Antes de abrir el restaurante, mi preferencia musical era electrónica: lounge y ambient. Me sigue gustando escucharla de vez en cuando, pero si lo pienso fríamente, la música que me gustaba era música de cliente. La música que se escucha en el salón de cualquier restaurante. Después, en el comienzo, tal vez por el caos que significó todo, mi preferencia viró al Jazz (que, gracias a Papá, me gustó siempre). Me atraía su catarsis, y lo que ocasionaba en mi flujo creativo. Pero ahora, y desde hace un poco más de un año, mi gusto cambió a ritmos más precipitados.

En mi cocina, tal vez la música que más escuchamos es el reggeton. Pero sobre ese desafortunado ritmo no voy a referirme, porque cuando está puesto, lo bloqueo y me centro en mis pensamientos. Lo que verdaderamente me gusta escuchar incluye guitarras. Me he vuelto más rockero con los años, algo extraño, porque en mi juventud me gustaba menos. Me gusta es ritmo rápido de los “riffs” y el ritmo intranquilo de los tambores.
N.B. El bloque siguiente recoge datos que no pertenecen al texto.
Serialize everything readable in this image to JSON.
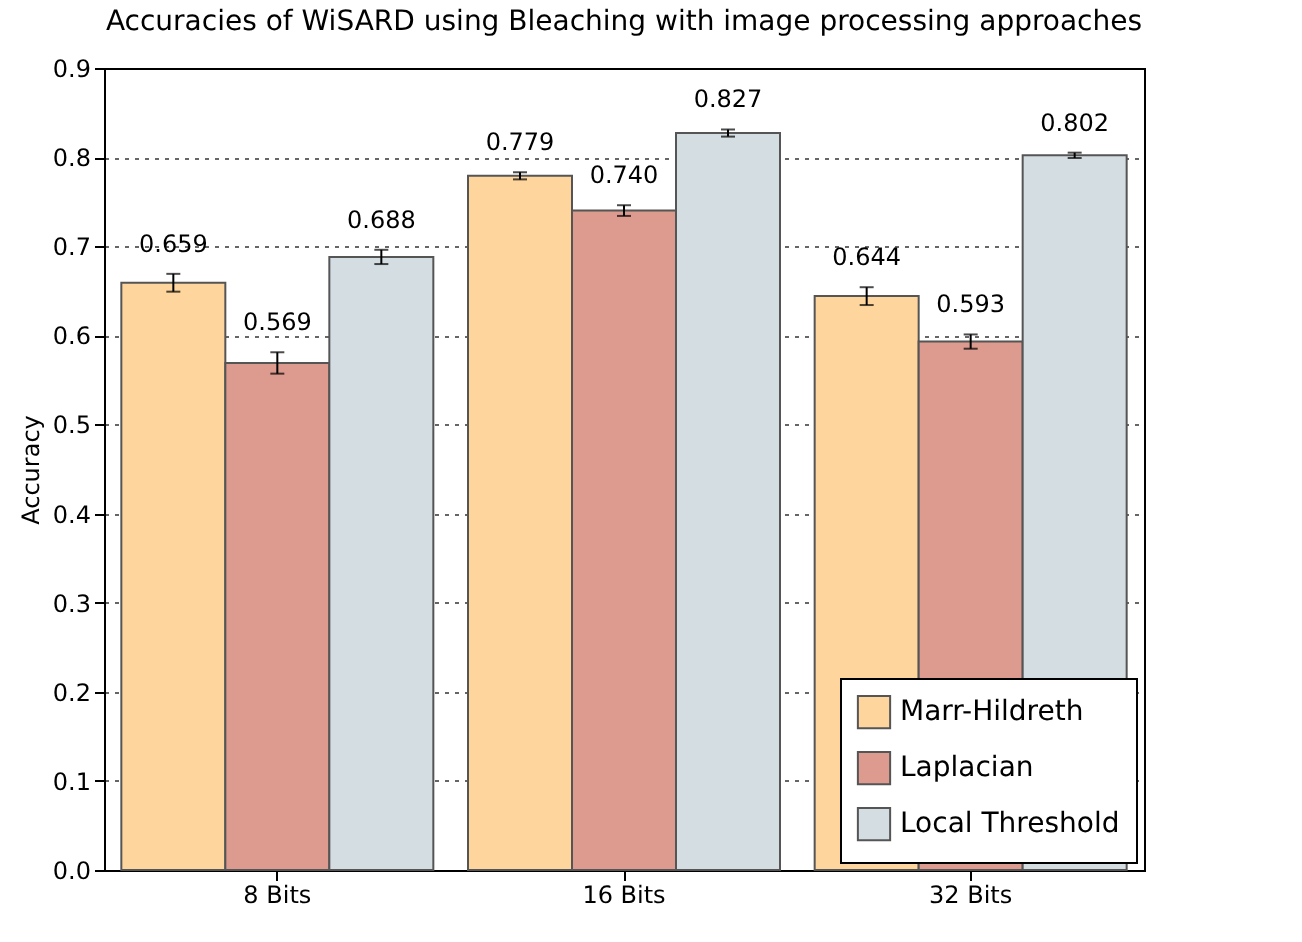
{
  "chart_data": {
    "type": "bar",
    "title": "Accuracies of WiSARD using Bleaching with image processing approaches",
    "ylabel": "Accuracy",
    "categories": [
      "8 Bits",
      "16 Bits",
      "32 Bits"
    ],
    "series": [
      {
        "name": "Marr-Hildreth",
        "color": "#fed59d",
        "values": [
          0.659,
          0.779,
          0.644
        ],
        "errors": [
          0.01,
          0.004,
          0.01
        ],
        "value_labels": [
          "0.659",
          "0.779",
          "0.644"
        ]
      },
      {
        "name": "Laplacian",
        "color": "#dd9a8f",
        "values": [
          0.569,
          0.74,
          0.593
        ],
        "errors": [
          0.012,
          0.006,
          0.008
        ],
        "value_labels": [
          "0.569",
          "0.740",
          "0.593"
        ]
      },
      {
        "name": "Local Threshold",
        "color": "#d3dde2",
        "values": [
          0.688,
          0.827,
          0.802
        ],
        "errors": [
          0.008,
          0.004,
          0.003
        ],
        "value_labels": [
          "0.688",
          "0.827",
          "0.802"
        ]
      }
    ],
    "ylim": [
      0,
      0.9
    ],
    "yticks": [
      {
        "value": 0,
        "label": "0.0"
      },
      0.1,
      0.2,
      0.3,
      0.4,
      0.5,
      0.6,
      0.7,
      0.8,
      0.9
    ],
    "grid": "y",
    "legend": "bottom right"
  }
}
En todas las cocinas es necesario música rápida en el momento de cocinar y para el servicio. Ciertamente, muchos optan por apagar todas las distracciones en los momentos pico del almuerzo o cena, pero si se escucha algo de música en esos momentos, lo más seguro es que no sean baladas ni boleros.

El ritmo mientras se cocina tiene que ayudar a la velocidad necesaria. Mi ayuda son las guitarras, más que los tambores, pero la idea es no detenerse. Ya dentro de la vorágine nada debe detener el movimiento ni disminuir la velocidad de trabajo. Conozco pocos cocineros que sean imparciales a la música. Y en general, trabajan más felices si tienen elección de música en horarios de mise-en-place. En mi caso, también me gusta tenerla en el fondo cuando estoy pensando en nuevos platos. Me gusta pensar que influye en lo que terminaré cocinando. Tiene sentido: si la música tiene carácter, se podría esperar que la comida también lo tenga. Ahora vuelvo a cargar mi iPod con música nueva (toda legal, por suspuesto), y a seguir trabajando en nuevos menús.